Brody then calls to Quint and Hooper and says ‘we are going to need a bigger boat’. At that first sighting of the shark, Quint and Hooper debate weather its size is twenty or twenty five feet. This is the first time we see the shark in its full glory, and the boat sinks under its weight. That night Hooper and Quint compare and compete on scars. This leads Quint to showing them a scar when they ask him how he got it, Quint tell them the story about the SS Indianapolis (a true story of men lost to sharks while hoping for rescue). Quint mentions how ‘dead’ the shark’s eyes were.

This gives the audience a lot of background information on sharks and the audience become much more terrified of sharks, it also gives Brody and Hooper more information on Quint’s experiences. Then the shark attacks the boat. Hooper decides to go down underwater in his cage, but when he has to clean his goggles he cant get ‘no spit’ due to his nerves. When Hooper is in the water, we see the shark, and it makes the cage look really small compared to the gigantic shark; Hooper looks vulnerable. The shark attacks the cage by colliding into it, and the music underscores this, but when he shark give one impressive barge, Hooper loses his poison.

The shark wrestles on top of the cage, but Hooper manages to escape and hides in the nearby growth. When Quint and Brody bring the cage up, it is massacred and there is a large hole where the bars were bent back. Brody and Quint chase around after the shark, but it manages to ‘leap’ out of the water and land on the boat, weighing it down. Body and Quint try to grab on to something, but a bottle rolls over Quint’s fingers and he lets go. Brody tries to catch him but Quint slips off and slides directly into the shark’s jaws. Quint lets out a blood-curdling scream and we hear the crunching of his bones.

Blood surges out through his mouth, (the camera at an extreme close-up), and this in a way involves the audience as the blood was aimed at them. Quint is shaken from side to side buy the shark, and he finally dies and goes limp as the shark drags him away into the water. We are very relieved when all that violence is over. Subsequently, Brody is sinking on the boat, when the shark smashes through the glass. We see the ‘dead eyes’ of the shark that Quint was talking about previously and we know that the shark does not have feelings.

Brody ‘chucks’ a gas canister into the shark’s mouth and climbs to the highest point of the boat with a gun. There is fast music to underscore the building tension, and Brody shoots at the gas canister that the shark is carrying in the side of his ‘mouth’. However the shark keeps getting closer and close, and the tension rises with each second, until finally Brody hits it and the shark explodes. There is a lot of relief and joy, as the falling shark pieces splash into the sea. Everyone is happy. Even better still, Hooper swims out of the water and the calm after the chaos is restored.

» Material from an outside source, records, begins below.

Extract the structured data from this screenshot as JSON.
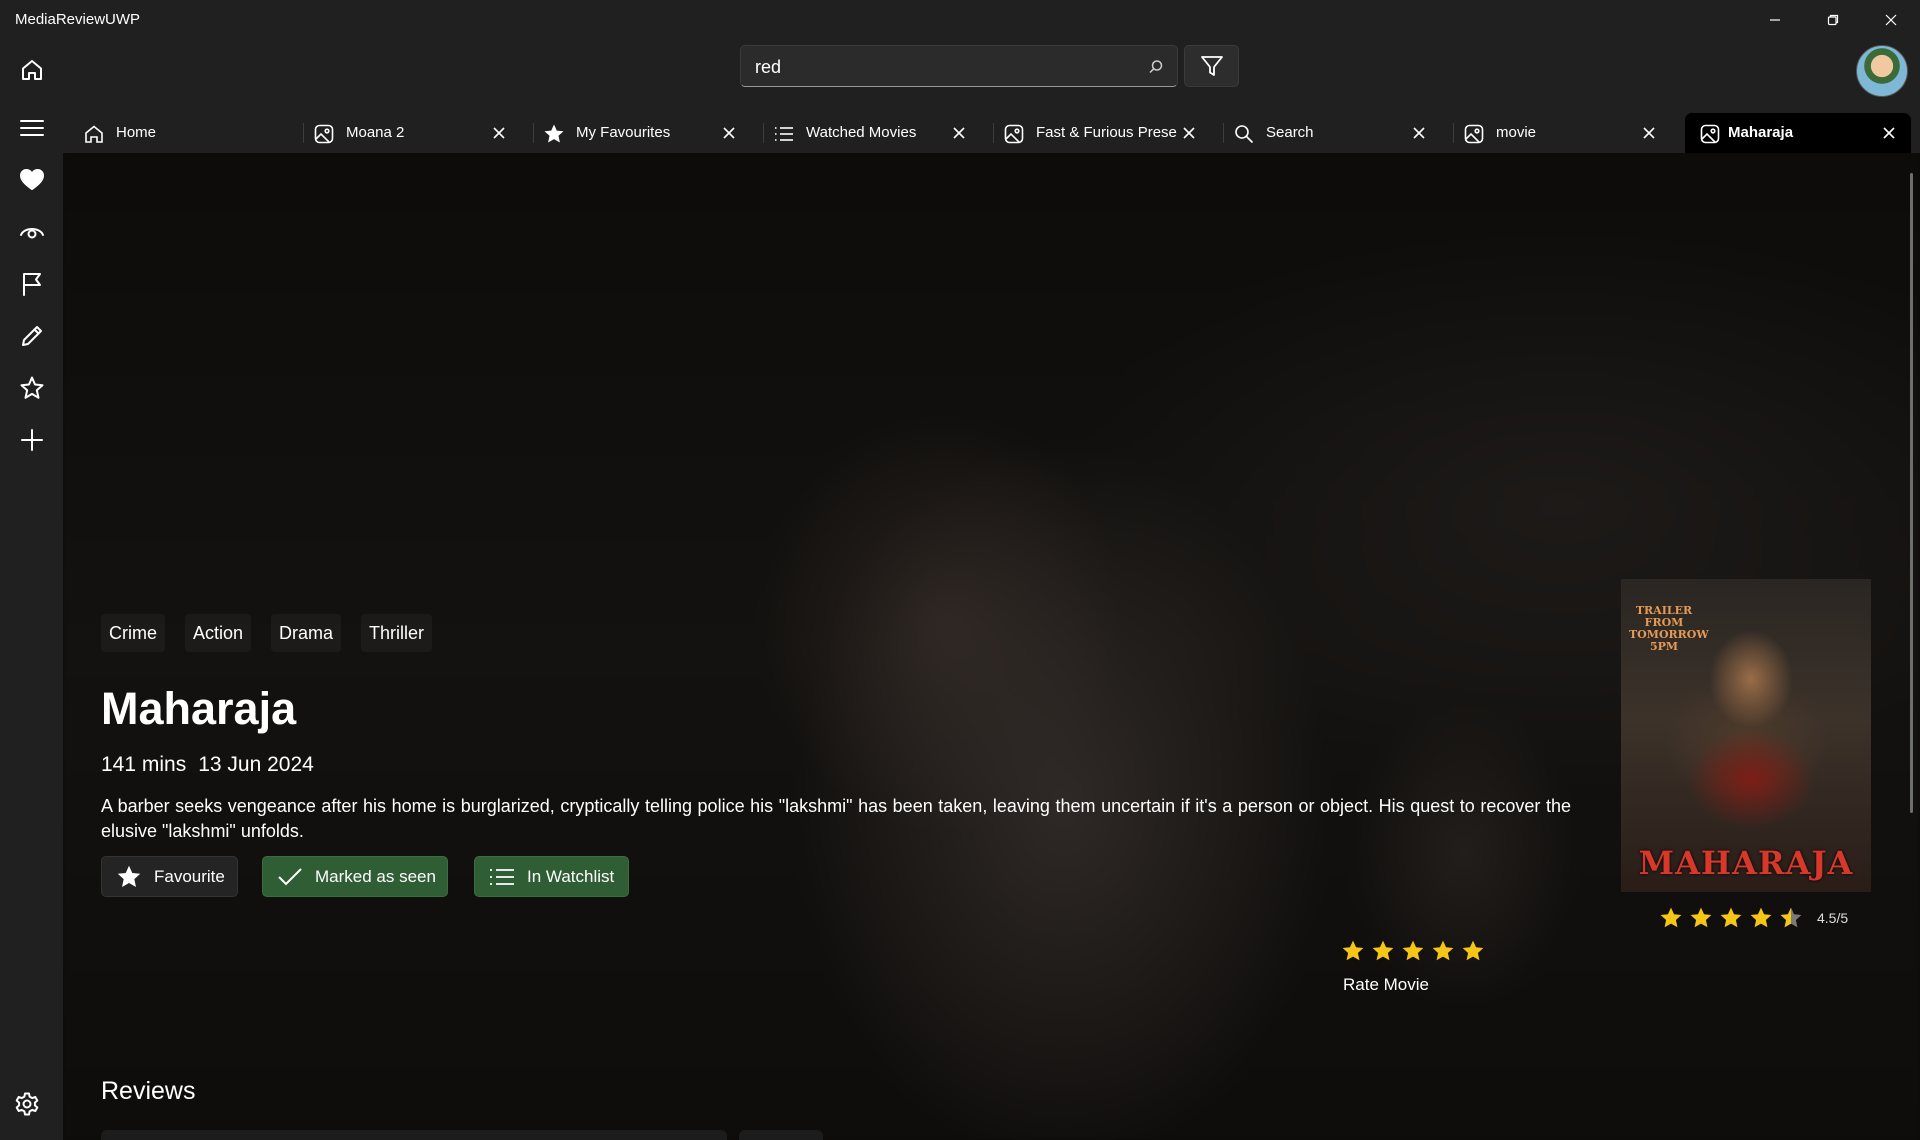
{
  "app": {
    "title": "MediaReviewUWP"
  },
  "window_controls": {
    "minimize_icon": "minimize-icon",
    "restore_icon": "restore-icon",
    "close_icon": "close-icon"
  },
  "search": {
    "value": "red",
    "placeholder": ""
  },
  "sidebar": {
    "items": [
      {
        "icon": "home-icon"
      },
      {
        "icon": "hamburger-menu-icon"
      },
      {
        "icon": "heart-icon"
      },
      {
        "icon": "eye-icon"
      },
      {
        "icon": "flag-icon"
      },
      {
        "icon": "pencil-icon"
      },
      {
        "icon": "star-outline-icon"
      },
      {
        "icon": "plus-icon"
      }
    ],
    "settings_icon": "gear-icon"
  },
  "tabs": [
    {
      "label": "Home",
      "icon": "home-icon",
      "closable": false
    },
    {
      "label": "Moana 2",
      "icon": "image-icon",
      "closable": true
    },
    {
      "label": "My Favourites",
      "icon": "star-icon",
      "closable": true
    },
    {
      "label": "Watched Movies",
      "icon": "list-icon",
      "closable": true
    },
    {
      "label": "Fast & Furious Prese",
      "icon": "image-icon",
      "closable": true
    },
    {
      "label": "Search",
      "icon": "search-icon",
      "closable": true
    },
    {
      "label": "movie",
      "icon": "image-icon",
      "closable": true
    },
    {
      "label": "Maharaja",
      "icon": "image-icon",
      "closable": true,
      "active": true
    }
  ],
  "movie": {
    "genres": [
      "Crime",
      "Action",
      "Drama",
      "Thriller"
    ],
    "title": "Maharaja",
    "runtime": "141 mins",
    "release_date": "13 Jun 2024",
    "overview": "A barber seeks vengeance after his home is burglarized, cryptically telling police his \"lakshmi\" has been taken, leaving them uncertain if it's a person or object. His quest to recover the elusive \"lakshmi\" unfolds.",
    "buttons": {
      "favourite": "Favourite",
      "seen": "Marked as seen",
      "watchlist": "In Watchlist"
    },
    "poster": {
      "tagline": "TRAILER FROM TOMORROW 5PM",
      "title": "MAHARAJA"
    },
    "rating": {
      "value": 4.5,
      "max": 5,
      "text": "4.5/5"
    },
    "user_rating": {
      "stars": 5,
      "label": "Rate Movie"
    }
  },
  "reviews": {
    "title": "Reviews"
  },
  "colors": {
    "accent_green": "#2f5d34",
    "star_yellow": "#f5c518",
    "background": "#202020"
  }
}
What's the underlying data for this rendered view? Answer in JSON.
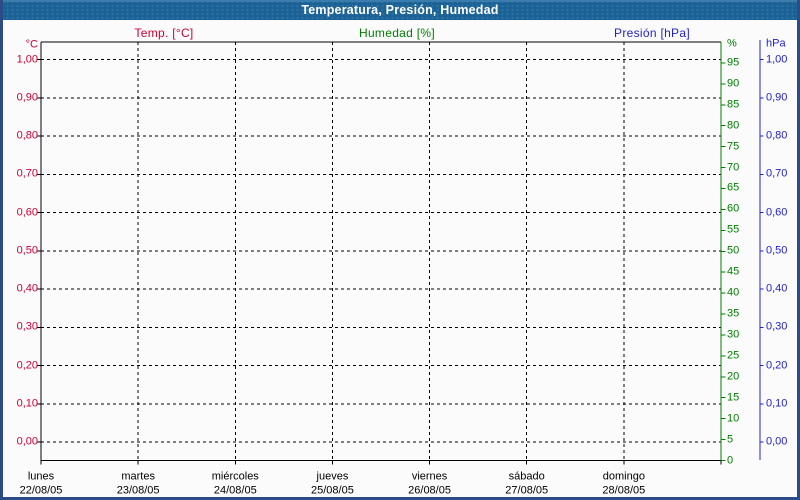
{
  "window": {
    "title": "Temperatura, Presión, Humedad"
  },
  "legend": {
    "temp": "Temp. [°C]",
    "humidity": "Humedad [%]",
    "pressure": "Presión [hPa]"
  },
  "colors": {
    "temp": "#cc0033",
    "humidity": "#008000",
    "pressure": "#2222cc",
    "grid": "#000000",
    "titlebar_bg": "#1b6296",
    "titlebar_text": "#ffffff",
    "frame_border": "#2c4c86",
    "background": "#fafbfa"
  },
  "chart_data": {
    "type": "line",
    "title": "Temperatura, Presión, Humedad",
    "grid": true,
    "x_days": [
      "lunes",
      "martes",
      "miércoles",
      "jueves",
      "viernes",
      "sábado",
      "domingo"
    ],
    "x_dates": [
      "22/08/05",
      "23/08/05",
      "24/08/05",
      "25/08/05",
      "26/08/05",
      "27/08/05",
      "28/08/05"
    ],
    "axes": {
      "temp": {
        "unit": "°C",
        "side": "left",
        "range": [
          0,
          1
        ],
        "ticks": [
          "1,00",
          "0,90",
          "0,80",
          "0,70",
          "0,60",
          "0,50",
          "0,40",
          "0,30",
          "0,20",
          "0,10",
          "0,00"
        ]
      },
      "humidity": {
        "unit": "%",
        "side": "right-inner",
        "range": [
          0,
          100
        ],
        "tick_step": 5,
        "ticks": [
          "95",
          "90",
          "85",
          "80",
          "75",
          "70",
          "65",
          "60",
          "55",
          "50",
          "45",
          "40",
          "35",
          "30",
          "25",
          "20",
          "15",
          "10",
          "5",
          "0"
        ]
      },
      "pressure": {
        "unit": "hPa",
        "side": "right-outer",
        "range": [
          0,
          1
        ],
        "ticks": [
          "1,00",
          "0,90",
          "0,80",
          "0,70",
          "0,60",
          "0,50",
          "0,40",
          "0,30",
          "0,20",
          "0,10",
          "0,00"
        ]
      }
    },
    "series": [
      {
        "name": "Temp. [°C]",
        "axis": "temp",
        "values": []
      },
      {
        "name": "Humedad [%]",
        "axis": "humidity",
        "values": []
      },
      {
        "name": "Presión [hPa]",
        "axis": "pressure",
        "values": []
      }
    ]
  }
}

They talk for a while, as Brody tells Hooper that Quint is dead, and they swim back to shore. In conclusion: Spielberg uses many effective techniques to terrify the audience. For example he lets us use our imaginations, as he only shows the shark in the last ten minuets of the film. This relates back to what I have previously said about the use of imagination. Also, the shark’s attacks increase in severity as the film goes on, and this is because Spielberg wanted the audience to dread what was coming, because they would know that it would get worse.